Of course, the following could just be a masterfully written put-on. It comes from OverthinkingIt, after all:
Adventure Time’s Amoral Compass
There’s a telling moment in the early Adventure Time episode, ”The Enchiridion,” where Finn meets some gnomes trapped in a lake of fire. He rescues them, of course, because Finn’s a hero, and helping the unfortunate is what heroes do. But as soon as he does, the Gnomes start blowing up old ladies. There’s a message here, I suppose, about the fact that the unfortunate are not necessarily virtuous. But that’s not really what the show is trying to accomplish. Rather, the show is taking an old established fairy-tale plot and turning it on its head. The way the plot’s supposed to work (as it does in fairy tales like “Diamonds and Toads,” “The Mouse and the Lion,” and countless others), is that Finn goes out of his way to help the gnomes in act one, and then they show up in the nick of time to help him out in act three. Not so in this case: instead, they turn out to be psychopaths, and Jake stuffs them right back into the lava. The same plot, and the same reversal, inform the episode “Freak City,” in which Finn meets a hobo who asks him for food. Finn only has a sugar cube, which he’s loath to part with because he’s “freaking all about sugar.” But he’s even more all about helping people, and besides, as Finn puts it, the hobo is “probably secretly an elf who will reward us for being nice.” As it turns out, the hobo is the Magic Man, and rather than rewarding Finn, he curses him, turning him into a giant foot. Like many fairy-tale curses, this one can’t be reversed until Finn learns a valuable life lesson. But in this case, the lesson is that the Magic Man is a total jerk.

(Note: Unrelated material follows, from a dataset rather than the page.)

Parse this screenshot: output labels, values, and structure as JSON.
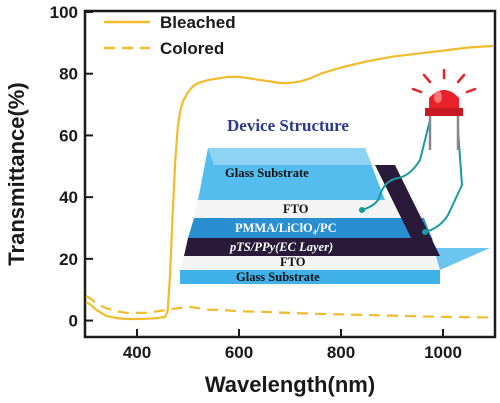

This kind of treatment of standard children’s plots is endemic to the show, at least in its first season (which, in that it’s all that’s on Netflix, is all that I’ve seen). In “Tree Trunks,” Finn and Jake go on an adventure with their pal Tree Trunks, who looks like a tiny, wrinkly yellow elephant, and talks and acts like Rose from the Golden Girls. At first, Finn and Jake are anxious about adventuring with her, because she’s an old lady with no combat skills and a weak heart. But when they encounter a menacing wall of flesh, Tree Trunks realizes that it’s not a bad wall at all: it just needs a little love. She gives it some stickers,
it learns the error of its ways, befriends them, and then in the third act comes back toscratch all of that, after she gives it the stickers, it tries to eat her, and Finn and Jake have to kill it with violence. In “The Witch’s Garden,” Jake loses his magical powers because he steals a donut from a witch. All he has to do to get them back is apologize, but he’s too proud to do that. Eventually Finn gets in serious trouble, and Jake weeps tears of remorse in front of the witch, who tells him he’s learned his lesson and grants him his powers — at which point he knocks her down, steals another donut, and runs off to save Jake, proudly shouting “I’ve learned nothing!” In “Finn Meets his Hero,” Finn decides that rather than jump-kicking evil in the face, he’s going to try to find nonviolent ways to help people in his community. This goes UNREASONABLY poorly, and causes no end of destruction. Contrariwise, in “Henchman,” Finn is forced to help the Vampire Queen Marceline carry out a series of apparently evil actions (such as raising an army of the undead), which all wind up making people happier.
Adventure Time hits this particular note so frequently, and so hard, that it would be easy to read the show as a kind of libertarian fable about the law of unintended consequences. Ameliorist, interventionist social policies just end up hurting the very segments of society that they were trying to benefit. If Donny the Grass Ogre is pulling vicious pranks on a village full of tiny house-people, we can try to reform Donny by giving him an education, pants, and a future… but it will turn out that Donny’s body odor was the only thing protecting the house-people from a far more dangerous antagonist, a pack of Why-Wolves. (For Donny, read “Avon Barksdale.” For “tiny house-people,” read Baltimore. For Why-Wolves, read “Marlo.”) The only intervention that has never backfired on Finn and Jake is physical violence, which is in keeping with the sort of libertarian ideology that wants a miniscule federal government with a whopping defense budget.
But I don’t think the show is really libertarian, deep down. (We see the failure of ameliorist policies, but we don’t see the free market providing a solution to the same set of problems.) Rather, the driving message seems to be that, because trying will only make things worse, we are morally licensed to not try. Confronted with a problem like Donny the Ogre — a transparent allegory for urban blight — the appropriate response is to ignore it and go blithely on your way. (This is arguably a canny message for a franchise that depends on it’s audience deciding to get high and watch cartoons all day.) And even this is probably reading too much into the show. The constant reversal of standard fairy-tale plots is probably motivated by nothing more than a sense of formalist play. The show is anti-ameliorist, and promotes slacking, precisely because actual fairy tales are rigorously ameliorist, and promote action. The reversals aren’t really meant to have meaning: they’re reversals for reversal’s sake, because reversals are awesome and funny.
Whoa! Those are some long paragraphs, huh, podners?